Now those are BIG wheels
This vast miner’s truck is the first step between us and China’s wealth
NOT all working trucks use public roads, so there are some really interesting trucks in Australia that most of us will never see.
The huge Western Star 6900XD is a prime example. This rugged beastie is being used by mines in Australia, but it can’t be registered for road use. The 6900XD is not even close to getting registration approval given it is a whopping 3200mm wide, 70mm too broad for Australian design regulations. It is a rigid truck, meaning there is no trailer, and has a tipper bucket fitted for mining work.
All up, the truck and its load can add up to 40 tonnes.
The 6900XD is never going to carry the same amount as one of the big yellow dump trucks from Caterpillar or Komatsu that dominate mine haulage, as they can run at more than 300 tonnes.
Even so, Daimler Trucks vocational specialist, John Tomlinson, says the big Western Star has its advantages.
‘‘ They don’t carry as much but you can put a really big bucket on the back, and you can get however many compared to one of the traditional (yellow) dump trucks,’’ he says.
Working Wheels understands the traditional dump trucks can cost up to $7 million, while the Western Star is closer to $400,000 depending on the spec.
‘‘ They go a bit faster,’’ Tomlinson says. ‘‘ They are a bit more nimble on-site, they have better access on mining sites and driver training is easier because they are like a regular truck to drive.’’
He says the number on duty in Australian mines is not huge, but that’s not the case with our neighbour to the north. The Freeport mine in Indonesia, the second-largest copper mine in the world, runs about 300 of the big Star trucks.
Because it is not running on the road, a mining truck such as the 6900XD doesn’t need to meet emission requirements.
This is why it runs a 14-litre Detroit Diesel 60 Series sixcylinder, that has been replaced by the latest generation Daimler DD engines which are far more advanced and much, much cleaner. The Series 60 generates plenty of pull, with a total of 373kW (500hp) and 2102Nm of torque.
It makes do without Selective Catalytic Reduction, which uses AdBlue fluid to dramatically reduce the toxicity of the exhaust emissions.

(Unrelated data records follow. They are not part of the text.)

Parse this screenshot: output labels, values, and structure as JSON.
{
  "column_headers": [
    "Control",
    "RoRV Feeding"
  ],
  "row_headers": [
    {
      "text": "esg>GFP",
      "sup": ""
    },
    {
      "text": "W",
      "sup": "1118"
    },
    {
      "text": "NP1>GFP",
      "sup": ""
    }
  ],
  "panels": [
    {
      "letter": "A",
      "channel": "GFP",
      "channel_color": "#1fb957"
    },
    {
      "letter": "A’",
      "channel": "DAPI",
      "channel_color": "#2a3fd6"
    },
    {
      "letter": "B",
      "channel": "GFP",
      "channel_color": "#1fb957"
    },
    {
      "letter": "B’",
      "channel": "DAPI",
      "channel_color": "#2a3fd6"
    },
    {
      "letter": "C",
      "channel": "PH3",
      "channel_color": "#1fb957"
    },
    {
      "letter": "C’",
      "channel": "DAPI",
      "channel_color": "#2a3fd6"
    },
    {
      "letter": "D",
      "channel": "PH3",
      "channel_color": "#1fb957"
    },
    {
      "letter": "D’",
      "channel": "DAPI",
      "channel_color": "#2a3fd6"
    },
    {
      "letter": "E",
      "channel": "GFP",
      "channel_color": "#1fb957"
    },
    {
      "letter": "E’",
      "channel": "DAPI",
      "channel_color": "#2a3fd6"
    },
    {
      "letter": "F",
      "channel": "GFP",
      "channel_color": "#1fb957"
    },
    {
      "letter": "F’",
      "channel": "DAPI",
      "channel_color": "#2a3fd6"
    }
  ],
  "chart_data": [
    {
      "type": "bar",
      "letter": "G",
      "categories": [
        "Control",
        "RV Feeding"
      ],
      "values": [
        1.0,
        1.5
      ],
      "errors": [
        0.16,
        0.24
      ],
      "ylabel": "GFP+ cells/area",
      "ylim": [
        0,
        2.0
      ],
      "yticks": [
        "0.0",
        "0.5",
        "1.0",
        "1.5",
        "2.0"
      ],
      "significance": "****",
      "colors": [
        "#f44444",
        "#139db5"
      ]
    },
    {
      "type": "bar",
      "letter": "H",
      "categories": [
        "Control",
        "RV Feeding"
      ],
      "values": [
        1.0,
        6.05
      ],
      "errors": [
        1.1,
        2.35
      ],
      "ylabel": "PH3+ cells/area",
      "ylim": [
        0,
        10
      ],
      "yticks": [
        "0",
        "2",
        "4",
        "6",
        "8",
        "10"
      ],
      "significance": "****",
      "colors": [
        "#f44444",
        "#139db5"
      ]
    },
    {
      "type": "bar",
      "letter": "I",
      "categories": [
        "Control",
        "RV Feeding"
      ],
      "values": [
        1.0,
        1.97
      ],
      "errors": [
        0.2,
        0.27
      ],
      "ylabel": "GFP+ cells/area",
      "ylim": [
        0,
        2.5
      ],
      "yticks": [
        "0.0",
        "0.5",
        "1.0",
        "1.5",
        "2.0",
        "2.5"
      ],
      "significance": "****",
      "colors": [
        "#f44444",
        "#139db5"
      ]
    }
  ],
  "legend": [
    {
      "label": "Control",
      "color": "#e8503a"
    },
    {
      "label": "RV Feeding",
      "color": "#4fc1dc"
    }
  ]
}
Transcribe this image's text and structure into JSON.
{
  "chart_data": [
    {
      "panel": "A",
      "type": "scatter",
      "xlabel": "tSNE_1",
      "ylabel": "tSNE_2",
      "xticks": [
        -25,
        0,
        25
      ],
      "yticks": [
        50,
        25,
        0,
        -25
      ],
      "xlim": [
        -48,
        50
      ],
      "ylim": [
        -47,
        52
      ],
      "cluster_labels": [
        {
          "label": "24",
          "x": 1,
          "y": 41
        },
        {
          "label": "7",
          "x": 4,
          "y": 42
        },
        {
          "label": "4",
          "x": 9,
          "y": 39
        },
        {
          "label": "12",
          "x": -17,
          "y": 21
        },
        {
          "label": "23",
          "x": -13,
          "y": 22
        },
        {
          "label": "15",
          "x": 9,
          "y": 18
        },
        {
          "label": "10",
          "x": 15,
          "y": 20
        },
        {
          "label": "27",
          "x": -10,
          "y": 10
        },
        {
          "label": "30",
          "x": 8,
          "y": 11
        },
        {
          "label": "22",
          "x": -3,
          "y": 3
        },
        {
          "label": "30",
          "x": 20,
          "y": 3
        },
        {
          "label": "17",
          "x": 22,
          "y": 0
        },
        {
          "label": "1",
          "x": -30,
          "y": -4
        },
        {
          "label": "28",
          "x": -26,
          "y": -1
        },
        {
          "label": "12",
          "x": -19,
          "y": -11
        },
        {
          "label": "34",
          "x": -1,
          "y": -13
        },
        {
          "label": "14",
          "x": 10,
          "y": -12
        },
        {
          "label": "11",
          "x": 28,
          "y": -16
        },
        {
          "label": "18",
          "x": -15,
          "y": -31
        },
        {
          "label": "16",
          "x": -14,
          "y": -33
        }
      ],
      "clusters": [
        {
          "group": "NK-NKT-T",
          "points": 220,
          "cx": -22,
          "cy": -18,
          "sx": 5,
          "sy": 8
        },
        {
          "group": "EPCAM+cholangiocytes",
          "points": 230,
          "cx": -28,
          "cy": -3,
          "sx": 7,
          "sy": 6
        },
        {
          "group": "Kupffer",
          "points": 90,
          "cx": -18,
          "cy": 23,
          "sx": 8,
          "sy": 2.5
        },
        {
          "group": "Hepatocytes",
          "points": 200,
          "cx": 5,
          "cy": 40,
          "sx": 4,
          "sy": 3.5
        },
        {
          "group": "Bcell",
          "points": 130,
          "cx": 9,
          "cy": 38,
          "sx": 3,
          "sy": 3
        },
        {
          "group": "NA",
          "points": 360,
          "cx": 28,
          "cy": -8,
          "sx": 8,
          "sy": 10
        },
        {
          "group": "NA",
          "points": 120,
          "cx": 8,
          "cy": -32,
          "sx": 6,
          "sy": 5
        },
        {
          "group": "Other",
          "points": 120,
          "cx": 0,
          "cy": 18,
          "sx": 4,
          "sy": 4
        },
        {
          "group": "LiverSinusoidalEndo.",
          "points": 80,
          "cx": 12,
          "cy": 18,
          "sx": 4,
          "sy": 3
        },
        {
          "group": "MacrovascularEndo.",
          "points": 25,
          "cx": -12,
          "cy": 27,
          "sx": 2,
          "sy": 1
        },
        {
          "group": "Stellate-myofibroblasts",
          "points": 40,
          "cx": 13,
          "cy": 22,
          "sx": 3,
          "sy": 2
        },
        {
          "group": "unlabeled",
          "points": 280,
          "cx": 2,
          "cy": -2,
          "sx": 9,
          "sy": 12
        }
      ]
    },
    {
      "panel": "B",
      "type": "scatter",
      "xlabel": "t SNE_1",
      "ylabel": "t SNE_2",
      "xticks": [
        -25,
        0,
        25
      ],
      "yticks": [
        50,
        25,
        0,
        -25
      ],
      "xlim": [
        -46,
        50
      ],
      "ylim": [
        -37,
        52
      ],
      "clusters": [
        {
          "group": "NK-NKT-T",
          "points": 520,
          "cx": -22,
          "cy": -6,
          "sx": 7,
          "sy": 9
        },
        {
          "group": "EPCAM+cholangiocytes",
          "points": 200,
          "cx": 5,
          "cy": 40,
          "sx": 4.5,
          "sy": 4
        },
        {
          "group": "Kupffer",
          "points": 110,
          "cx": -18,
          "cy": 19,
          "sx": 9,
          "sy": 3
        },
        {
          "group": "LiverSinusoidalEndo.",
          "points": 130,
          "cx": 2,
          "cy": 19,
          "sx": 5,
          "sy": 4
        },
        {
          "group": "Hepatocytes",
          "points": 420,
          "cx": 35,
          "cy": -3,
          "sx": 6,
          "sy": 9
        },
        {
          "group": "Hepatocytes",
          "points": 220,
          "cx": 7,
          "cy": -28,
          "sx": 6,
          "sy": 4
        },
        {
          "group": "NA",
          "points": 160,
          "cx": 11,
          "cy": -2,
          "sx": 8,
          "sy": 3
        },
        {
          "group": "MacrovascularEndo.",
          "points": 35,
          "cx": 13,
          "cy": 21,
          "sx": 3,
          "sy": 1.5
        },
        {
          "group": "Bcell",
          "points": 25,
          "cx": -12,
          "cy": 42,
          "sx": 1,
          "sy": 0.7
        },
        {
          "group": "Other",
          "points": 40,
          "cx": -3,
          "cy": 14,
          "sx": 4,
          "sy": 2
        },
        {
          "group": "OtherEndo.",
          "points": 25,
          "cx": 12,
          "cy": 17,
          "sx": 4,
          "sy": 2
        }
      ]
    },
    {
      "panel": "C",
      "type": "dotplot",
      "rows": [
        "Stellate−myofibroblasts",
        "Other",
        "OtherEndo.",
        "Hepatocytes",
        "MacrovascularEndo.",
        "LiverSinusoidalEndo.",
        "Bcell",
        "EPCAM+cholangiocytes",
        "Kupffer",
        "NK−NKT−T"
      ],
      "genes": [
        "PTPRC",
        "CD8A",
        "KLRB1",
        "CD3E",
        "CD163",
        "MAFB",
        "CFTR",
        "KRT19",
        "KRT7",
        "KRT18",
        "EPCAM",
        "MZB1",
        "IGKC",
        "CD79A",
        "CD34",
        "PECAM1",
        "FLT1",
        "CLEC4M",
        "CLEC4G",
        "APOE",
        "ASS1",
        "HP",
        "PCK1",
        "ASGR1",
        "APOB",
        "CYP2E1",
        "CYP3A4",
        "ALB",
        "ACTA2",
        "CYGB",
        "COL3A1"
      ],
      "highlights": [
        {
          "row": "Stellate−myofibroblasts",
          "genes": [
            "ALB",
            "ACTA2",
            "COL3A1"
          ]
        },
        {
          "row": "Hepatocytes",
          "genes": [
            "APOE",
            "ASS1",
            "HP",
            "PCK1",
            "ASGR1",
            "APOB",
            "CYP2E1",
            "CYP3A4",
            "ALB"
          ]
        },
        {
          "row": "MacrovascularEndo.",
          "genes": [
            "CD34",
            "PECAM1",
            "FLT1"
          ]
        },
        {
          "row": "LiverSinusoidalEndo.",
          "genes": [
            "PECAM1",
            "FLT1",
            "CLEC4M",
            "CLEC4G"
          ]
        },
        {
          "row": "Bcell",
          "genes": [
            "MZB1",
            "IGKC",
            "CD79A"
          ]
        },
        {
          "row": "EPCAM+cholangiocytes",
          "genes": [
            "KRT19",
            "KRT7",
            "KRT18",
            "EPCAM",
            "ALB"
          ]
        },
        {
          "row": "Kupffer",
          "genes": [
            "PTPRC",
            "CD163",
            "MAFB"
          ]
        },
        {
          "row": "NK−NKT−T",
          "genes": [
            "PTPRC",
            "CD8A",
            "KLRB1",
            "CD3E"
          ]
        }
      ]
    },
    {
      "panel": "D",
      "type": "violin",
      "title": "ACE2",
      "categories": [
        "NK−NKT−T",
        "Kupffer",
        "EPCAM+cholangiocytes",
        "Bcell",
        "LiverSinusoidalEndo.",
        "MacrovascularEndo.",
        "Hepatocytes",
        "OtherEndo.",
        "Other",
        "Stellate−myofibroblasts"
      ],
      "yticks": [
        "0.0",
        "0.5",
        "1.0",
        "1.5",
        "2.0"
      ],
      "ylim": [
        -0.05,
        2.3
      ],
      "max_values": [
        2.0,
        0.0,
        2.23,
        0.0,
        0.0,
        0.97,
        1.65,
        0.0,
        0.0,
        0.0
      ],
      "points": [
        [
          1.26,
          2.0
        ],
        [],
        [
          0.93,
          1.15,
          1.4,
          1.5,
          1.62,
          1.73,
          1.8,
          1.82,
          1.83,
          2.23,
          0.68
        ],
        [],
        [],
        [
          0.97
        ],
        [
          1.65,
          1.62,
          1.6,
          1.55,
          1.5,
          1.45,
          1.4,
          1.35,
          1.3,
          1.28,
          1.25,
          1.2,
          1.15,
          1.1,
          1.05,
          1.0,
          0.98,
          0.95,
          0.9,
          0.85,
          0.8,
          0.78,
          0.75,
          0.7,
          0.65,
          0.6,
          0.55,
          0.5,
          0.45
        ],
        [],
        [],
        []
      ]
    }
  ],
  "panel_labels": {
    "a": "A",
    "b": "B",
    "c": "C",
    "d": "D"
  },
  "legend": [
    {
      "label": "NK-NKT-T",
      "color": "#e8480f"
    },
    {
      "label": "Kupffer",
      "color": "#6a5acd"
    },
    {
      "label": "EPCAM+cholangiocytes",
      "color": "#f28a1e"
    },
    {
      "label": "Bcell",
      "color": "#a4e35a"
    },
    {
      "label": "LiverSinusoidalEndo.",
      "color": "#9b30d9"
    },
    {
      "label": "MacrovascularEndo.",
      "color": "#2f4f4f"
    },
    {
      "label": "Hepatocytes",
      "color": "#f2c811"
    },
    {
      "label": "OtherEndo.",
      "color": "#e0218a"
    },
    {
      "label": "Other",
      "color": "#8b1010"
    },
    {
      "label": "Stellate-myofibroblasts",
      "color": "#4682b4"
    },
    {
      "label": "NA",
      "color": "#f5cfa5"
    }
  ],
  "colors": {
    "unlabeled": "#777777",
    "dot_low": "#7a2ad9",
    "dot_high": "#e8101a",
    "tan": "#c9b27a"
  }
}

The Detroit Diesel is default engine as the company is now part of the giant Daimler group — along with Western Star, Freightliner, Mercedes-Benz and Mitsubishi Fuso— but it is also possible for customers to select Cummins power.
As is the case with many trucks that haul heavy loads in tricky conditions, the 6900XD runs a traditional automatic, which not only makes life easier on the driver, but reduces the chances of drivetrain damage caused by poor clutch operation.
The big Star uses an Allison 4700 torque converter automatic with a retarder, which comes in handy when dropping down a hill with a tray full of rubble.
It has six gears and the torque converter locks up in all of them, which can save lots of fuel.
One of the big advantages of this truck, over the big yellow Caterpillars and Komatsus, is that it runs reasonably sized tyres, 25-inch Michelins, which don’t cost anywhere near as much as those use by the full size dump trucks, which can knock you back more than $80,000 and can also be hard to get hold of during a resources boom.